Located in Northern Virginia, the property's history spans generations. This historic structure was originally built in 1742 by the father and son team of Jonathan and Nathaniel Chapman.
In the 1850s, the family expanded the mill, as the newly constructed Manassas Gap Railroad had been completed and, as a result, the mill enjoyed good prosperity. By 1858 it had grown to become seven stories tall, "making it a model of agricultural technology", according to ChapmansMill.org
. The mill is believed to be the tallest stone structure in the U.S.
During the Civil War, prior to the First Battle of Manassas, the Confederate Army used the mill as a meat curing warehouse and distribution center. As the army retreated post-battle, they burned the mill and its contents to prevent it from being taken by the advancing Union troops. After the war, reportedly John Chapman sued the U.S. Government for damages, however lost his case.
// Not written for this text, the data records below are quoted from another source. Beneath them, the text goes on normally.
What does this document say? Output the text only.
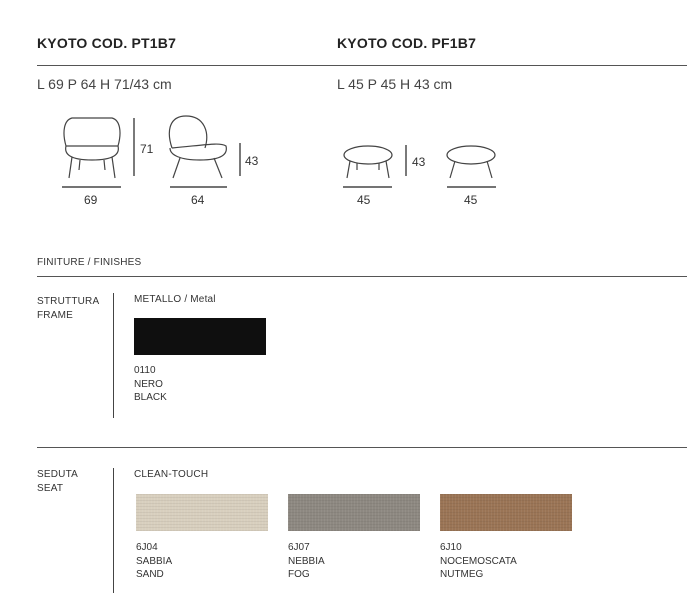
KYOTO COD. PT1B7
L 69 P 64 H 71/43 cm
KYOTO COD. PF1B7
L 45 P 45 H 43 cm
69
71
64
43
45
43
45
FINITURE / FINISHES
STRUTTURA
FRAME
METALLO / Metal
0110
NERO
BLACK
SEDUTA
SEAT
CLEAN-TOUCH
6J04
SABBIA
SAND
6J07
NEBBIA
FOG
6J10
NOCEMOSCATA
NUTMEG
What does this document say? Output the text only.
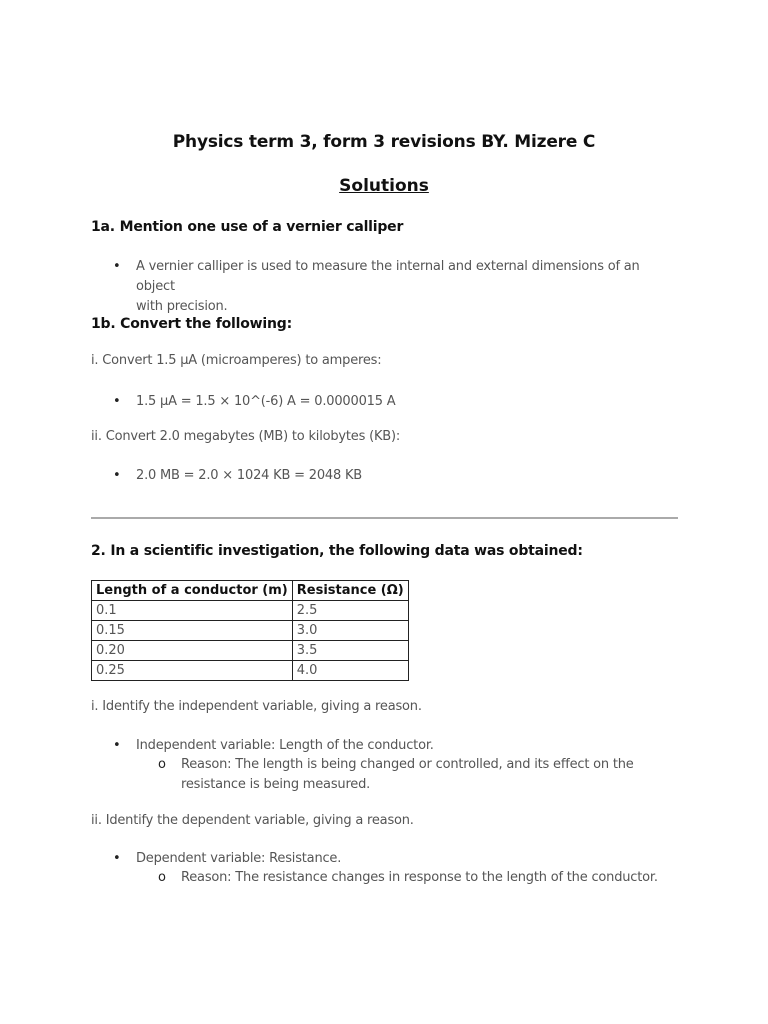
Physics term 3, form 3 revisions BY. Mizere C
Solutions
1a. Mention one use of a vernier calliper
• A vernier calliper is used to measure the internal and external dimensions of an object
with precision.
1b. Convert the following:
i. Convert 1.5 μA (microamperes) to amperes:
• 1.5 μA = 1.5 × 10^(-6) A = 0.0000015 A
ii. Convert 2.0 megabytes (MB) to kilobytes (KB):
• 2.0 MB = 2.0 × 1024 KB = 2048 KB
2. In a scientific investigation, the following data was obtained:
Length of a conductor (m)	Resistance (Ω)
0.1	2.5
0.15	3.0
0.20	3.5
0.25	4.0
i. Identify the independent variable, giving a reason.
• Independent variable: Length of the conductor.
o Reason: The length is being changed or controlled, and its effect on the
resistance is being measured.
ii. Identify the dependent variable, giving a reason.
• Dependent variable: Resistance.
o Reason: The resistance changes in response to the length of the conductor.
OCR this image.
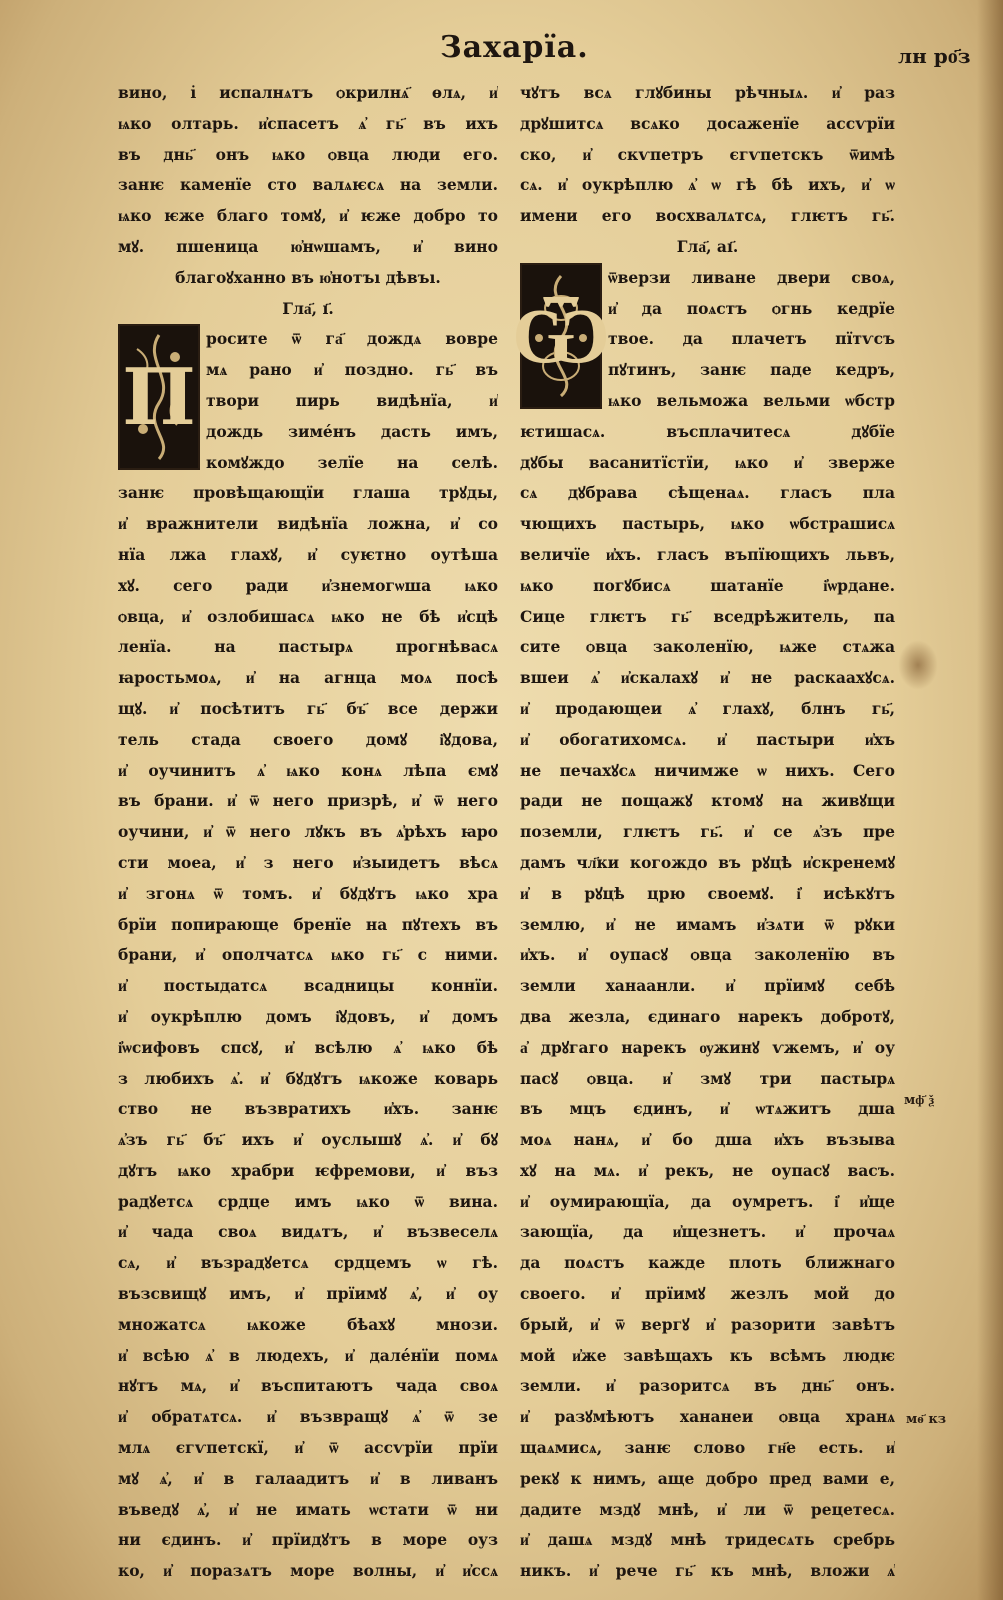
Захарїа.	лн ро҃з
вино, і̇ испалнѧтъ ѻкрилнѧ҃ ѳлѧ, и҆
ѩко олтарь. и҆спасетъ ѧ҆ гь҃ въ ихъ
въ днь҃ онъ ѩко ѻвца люди его.
занѥ каменїе сто валѧѥсѧ на земли.
ѩко ѥже благо томꙋ, и҆ ѥже добро то
мꙋ. пшеница ю҆нѡшамъ, и҆ вино
благоꙋханно въ ю҆нотъı дѣвъı.
Гла҃, ı҃.
П
росите ѿ га҃ дождѧ вовре
мѧ рано и҆ поздно. гь҃ въ
твори пирь видѣнїа, и҆
дождь зиме́нъ дасть имъ,
комꙋждо зелїе на селѣ.
занѥ провѣщающїи глаша трꙋды,
и҆ вражнители видѣнїа ложна, и҆ со
нїа лжа глахꙋ, и҆ суѥтно оутѣша
хꙋ. сего ради и҆знемогѡша ѩко
ѻвца, и҆ озлобишасѧ ѩко не бѣ и҆сцѣ
ленїа. на пастырѧ прогнѣвасѧ
ꙗростьмоѧ, и҆ на агнца моѧ посѣ
щꙋ. и҆ посѣтитъ гь҃ бъ҃ все держи
тель стада своего домꙋ і҆ꙋдова,
и҆ оучинитъ ѧ҆ ѩко конѧ лѣпа ємꙋ
въ брани. и҆ ѿ него призрѣ, и҆ ѿ него
оучини, и҆ ѿ него лꙋкъ въ ѧ҆рѣхъ ꙗро
сти моеа, и҆ з него и҆зыидетъ вѣсѧ
и҆ згонѧ ѿ томъ. и҆ бꙋдꙋтъ ѩко хра
брїи попирающе бренїе на пꙋтехъ въ
брани, и҆ ополчатсѧ ѩко гь҃ с ними.
и҆ постыдатсѧ всадницы коннїи.
и҆ оукрѣплю домъ і҆ꙋдовъ, и҆ домъ
і҆ѡсифовъ спсꙋ, и҆ всѣлю ѧ҆ ѩко бѣ
з любихъ ѧ҆. и҆ бꙋдꙋтъ ѩкоже коварь
ство не възвратихъ и҆хъ. занѥ
ѧ҆зъ гь҃ бъ҃ ихъ и҆ оуслышꙋ ѧ҆. и҆ бꙋ
дꙋтъ ѩко храбри ѥфремови, и҆ въз
радꙋетсѧ срдце имъ ѩко ѿ вина.
и҆ чада своѧ видѧтъ, и҆ възвеселѧ
сѧ, и҆ възрадꙋетсѧ срдцемъ ѡ гѣ.
възсвищꙋ имъ, и҆ прїимꙋ ѧ҆, и҆ оу
множатсѧ ѩкоже бѣахꙋ мнози.
и҆ всѣю ѧ҆ в людехъ, и҆ дале́нїи помѧ
нꙋтъ мѧ, и҆ въспитаютъ чада своѧ
и҆ обратѧтсѧ. и҆ възвращꙋ ѧ҆ ѿ зе
млѧ єгѵпетскї, и҆ ѿ ассѵрїи прїи
мꙋ ѧ҆, и҆ в галаадитъ и҆ в ливанъ
въведꙋ ѧ҆, и҆ не имать ѡстати ѿ ни
ни єдинъ. и҆ прїидꙋтъ в море оуз
ко, и҆ поразѧтъ море волны, и҆ и҆ссѧ
чꙋтъ всѧ глꙋбины рѣчныѧ. и҆ раз
дрꙋшитсѧ всѧко досаженїе ассѵрїи
ско, и҆ скѵпетръ єгѵпетскъ ѿимѣ
сѧ. и҆ оукрѣплю ѧ҆ ѡ гѣ бѣ ихъ, и҆ ѡ
имени его восхвалѧтсѧ, глѥтъ гь҃.
Гла҃, аı҃.
Ѿ
ѿверзи ливане двери своѧ,
и҆ да поѧстъ ѻгнь кедрїе
твое. да плачетъ пїтѵсъ
пꙋтинъ, занѥ паде кедръ,
ѩко вельможа вельми ѡбстр
ѥтишасѧ. въсплачитесѧ дꙋбїе
дꙋбы васанитїстїи, ѩко и҆ зверже
сѧ дꙋбрава сѣщенаѧ. гласъ пла
чющихъ пастырь, ѩко ѡбстрашисѧ
величїе и҆хъ. гласъ въпїющихъ львъ,
ѩко погꙋбисѧ шатанїе і҆ѡрдане.
Сице глѥтъ гь҃ вседрѣжитель, па
сите ѻвца заколенїю, ѩже стѧжа
вшеи ѧ҆ и҆скалахꙋ и҆ не раскаахꙋсѧ.
и҆ продающеи ѧ҆ глахꙋ, блнъ гь҃,
и҆ обогатихомсѧ. и҆ пастыри и҆хъ
не печахꙋсѧ ничимже ѡ нихъ. Сего
ради не пощажꙋ ктомꙋ на живꙋщи
поземли, глѥтъ гь҃. и҆ се ѧ҆зъ пре
дамъ чл҃ки когождо въ рꙋцѣ и҆скренемꙋ
и҆ в рꙋцѣ црю своемꙋ. і҆ исѣкꙋтъ
землю, и҆ не имамъ и҆зѧти ѿ рꙋки
и҆хъ. и҆ оупасꙋ ѻвца заколенїю въ
земли ханаанли. и҆ прїимꙋ себѣ
два жезла, єдинаго нарекъ добротꙋ,
а҆ дрꙋгаго нарекъ ѹжинꙋ ѵжемъ, и҆ оу
пасꙋ ѻвца. и҆ змꙋ три пастырѧ
въ мцъ єдинъ, и҆ ѡтѧжитъ дша
моѧ нанѧ, и҆ бо дша и҆хъ възыва
хꙋ на мѧ. и҆ рекъ, не оупасꙋ васъ.
и҆ оумирающїа, да оумретъ. і҆ и҆ще
зающїа, да и҆щезнетъ. и҆ прочаѧ
да поѧстъ кажде плоть ближнаго
своего. и҆ прїимꙋ жезлъ мой до
брый, и҆ ѿ вергꙋ и҆ разорити завѣтъ
мой и҆же завѣщахъ къ всѣмъ людѥ
земли. и҆ разоритсѧ въ днь҃ онъ.
и҆ разꙋмѣютъ хананеи ѻвца хранѧ
щаѧмисѧ, занѥ слово гн҃е есть. и҆
рекꙋ к нимъ, аще добро пред вами е,
дадите мздꙋ мнѣ, и҆ ли ѿ рецетесѧ.
и҆ дашѧ мздꙋ мнѣ тридесѧть сребрь
никъ. и҆ рече гь҃ къ мнѣ, вложи ѧ҆
мф҃ ѯ
мѳ҃ кз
His business never recovered. A plaque on site states, "Ruined economically, physically and emotionally by the mill's wartime destruction, Chapman suffered a mental breakdown in 1862." He was committed to an asylum and died four years later.
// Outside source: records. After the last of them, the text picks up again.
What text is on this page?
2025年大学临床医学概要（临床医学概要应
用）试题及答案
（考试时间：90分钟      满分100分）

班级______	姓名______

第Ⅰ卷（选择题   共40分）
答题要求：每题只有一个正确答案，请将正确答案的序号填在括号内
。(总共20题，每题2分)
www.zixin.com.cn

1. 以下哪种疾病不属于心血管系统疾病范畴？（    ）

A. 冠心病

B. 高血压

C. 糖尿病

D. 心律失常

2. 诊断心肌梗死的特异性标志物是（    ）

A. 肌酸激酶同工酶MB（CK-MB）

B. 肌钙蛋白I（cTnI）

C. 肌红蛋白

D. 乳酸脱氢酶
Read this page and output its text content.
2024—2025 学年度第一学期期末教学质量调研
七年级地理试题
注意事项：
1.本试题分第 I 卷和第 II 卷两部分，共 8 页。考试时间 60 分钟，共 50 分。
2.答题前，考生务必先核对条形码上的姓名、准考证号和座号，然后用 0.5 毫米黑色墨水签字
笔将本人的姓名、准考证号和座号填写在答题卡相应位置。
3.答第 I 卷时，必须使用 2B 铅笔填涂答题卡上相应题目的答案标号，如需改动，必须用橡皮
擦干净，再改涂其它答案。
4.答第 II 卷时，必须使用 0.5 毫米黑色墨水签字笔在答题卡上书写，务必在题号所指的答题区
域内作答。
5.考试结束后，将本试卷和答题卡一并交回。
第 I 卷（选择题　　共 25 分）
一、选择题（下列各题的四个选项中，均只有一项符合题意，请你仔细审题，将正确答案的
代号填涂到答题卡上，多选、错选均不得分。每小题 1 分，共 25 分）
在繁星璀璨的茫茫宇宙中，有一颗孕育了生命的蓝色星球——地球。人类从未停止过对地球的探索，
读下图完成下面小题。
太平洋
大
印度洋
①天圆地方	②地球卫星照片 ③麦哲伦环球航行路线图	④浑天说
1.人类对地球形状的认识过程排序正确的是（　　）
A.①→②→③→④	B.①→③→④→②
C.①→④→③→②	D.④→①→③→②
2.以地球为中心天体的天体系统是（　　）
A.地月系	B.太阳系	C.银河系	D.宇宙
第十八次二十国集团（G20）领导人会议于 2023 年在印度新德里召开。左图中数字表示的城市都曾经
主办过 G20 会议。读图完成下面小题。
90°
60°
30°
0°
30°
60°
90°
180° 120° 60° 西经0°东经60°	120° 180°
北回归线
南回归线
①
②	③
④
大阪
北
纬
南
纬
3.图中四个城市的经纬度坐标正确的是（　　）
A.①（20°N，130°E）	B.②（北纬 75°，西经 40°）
A family named Beverley restored the mill in 1876, and the revived business took on their family name. A store appears to have been once adjacent to the mill.
Over the next several decades the mill was operational, until it closed its doors in 1951.
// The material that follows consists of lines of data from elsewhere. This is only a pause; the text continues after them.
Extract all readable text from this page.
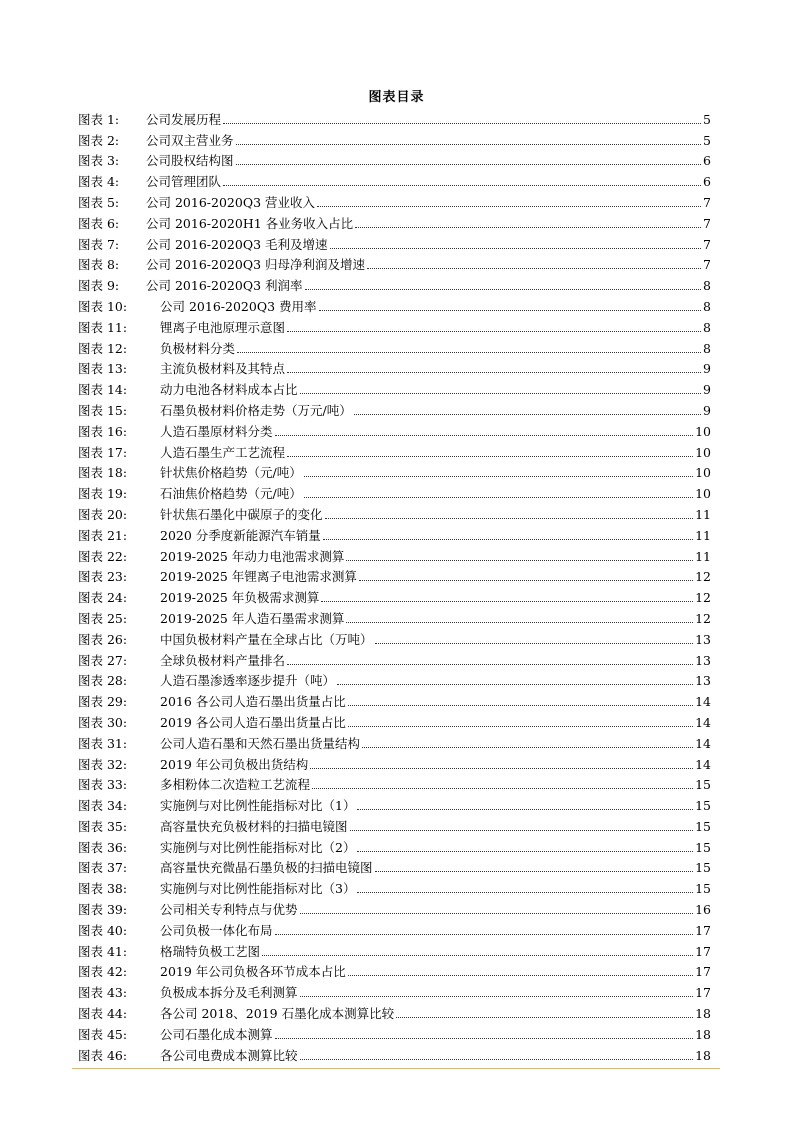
图表目录
图表 1:	公司发展历程	5
图表 2:	公司双主营业务	5
图表 3:	公司股权结构图	6
图表 4:	公司管理团队	6
图表 5:	公司 2016-2020Q3 营业收入	7
图表 6:	公司 2016-2020H1 各业务收入占比	7
图表 7:	公司 2016-2020Q3 毛利及增速	7
图表 8:	公司 2016-2020Q3 归母净利润及增速	7
图表 9:	公司 2016-2020Q3 利润率	8
图表 10:	公司 2016-2020Q3 费用率	8
图表 11:	锂离子电池原理示意图	8
图表 12:	负极材料分类	8
图表 13:	主流负极材料及其特点	9
图表 14:	动力电池各材料成本占比	9
图表 15:	石墨负极材料价格走势（万元/吨）	9
图表 16:	人造石墨原材料分类	10
图表 17:	人造石墨生产工艺流程	10
图表 18:	针状焦价格趋势（元/吨）	10
图表 19:	石油焦价格趋势（元/吨）	10
图表 20:	针状焦石墨化中碳原子的变化	11
图表 21:	2020 分季度新能源汽车销量	11
图表 22:	2019-2025 年动力电池需求测算	11
图表 23:	2019-2025 年锂离子电池需求测算	12
图表 24:	2019-2025 年负极需求测算	12
图表 25:	2019-2025 年人造石墨需求测算	12
图表 26:	中国负极材料产量在全球占比（万吨）	13
图表 27:	全球负极材料产量排名	13
图表 28:	人造石墨渗透率逐步提升（吨）	13
图表 29:	2016 各公司人造石墨出货量占比	14
图表 30:	2019 各公司人造石墨出货量占比	14
图表 31:	公司人造石墨和天然石墨出货量结构	14
图表 32:	2019 年公司负极出货结构	14
图表 33:	多相粉体二次造粒工艺流程	15
图表 34:	实施例与对比例性能指标对比（1）	15
图表 35:	高容量快充负极材料的扫描电镜图	15
图表 36:	实施例与对比例性能指标对比（2）	15
图表 37:	高容量快充微晶石墨负极的扫描电镜图	15
图表 38:	实施例与对比例性能指标对比（3）	15
图表 39:	公司相关专利特点与优势	16
图表 40:	公司负极一体化布局	17
图表 41:	格瑞特负极工艺图	17
图表 42:	2019 年公司负极各环节成本占比	17
图表 43:	负极成本拆分及毛利测算	17
图表 44:	各公司 2018、2019 石墨化成本测算比较	18
图表 45:	公司石墨化成本测算	18
图表 46:	各公司电费成本测算比较	18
Today, the building stands as a historic landmark, but is only a hollow shell of what it once was. Unfortunately, the building fell victim to arson in 1998 and the interior was completely destroyed. The stone exterior remains intact, but needed to be stabilized.
Today, efforts continue to maintain the Mill as a "ruin site" that highlights the architecture and history behind this structure. This page
describes in more detail the restoration/stabilization efforts that have been taking place. Additionally, there are other structures nearby, and according to information onsite, a home and cemetery remain. However, the gates to access across the railroad tracks were locked during my visit.
Drivers traveling on I-66 in Northern Virginia can easily see the structure alongside the highway, which is how this writer came to visit after passing it numerous times over the last few years. Despite its close vicinity to I-66, there is no direct exit off the Interstate to access the mill. The address is 17504 Beverley Mill Rd., Broad Run, Va.; visitors will have to take other roads to reach the mill (I found it easily via GPS with the address, however it did not show up during any GPS search other than with the address). A sign indicated the area is only open on weekends.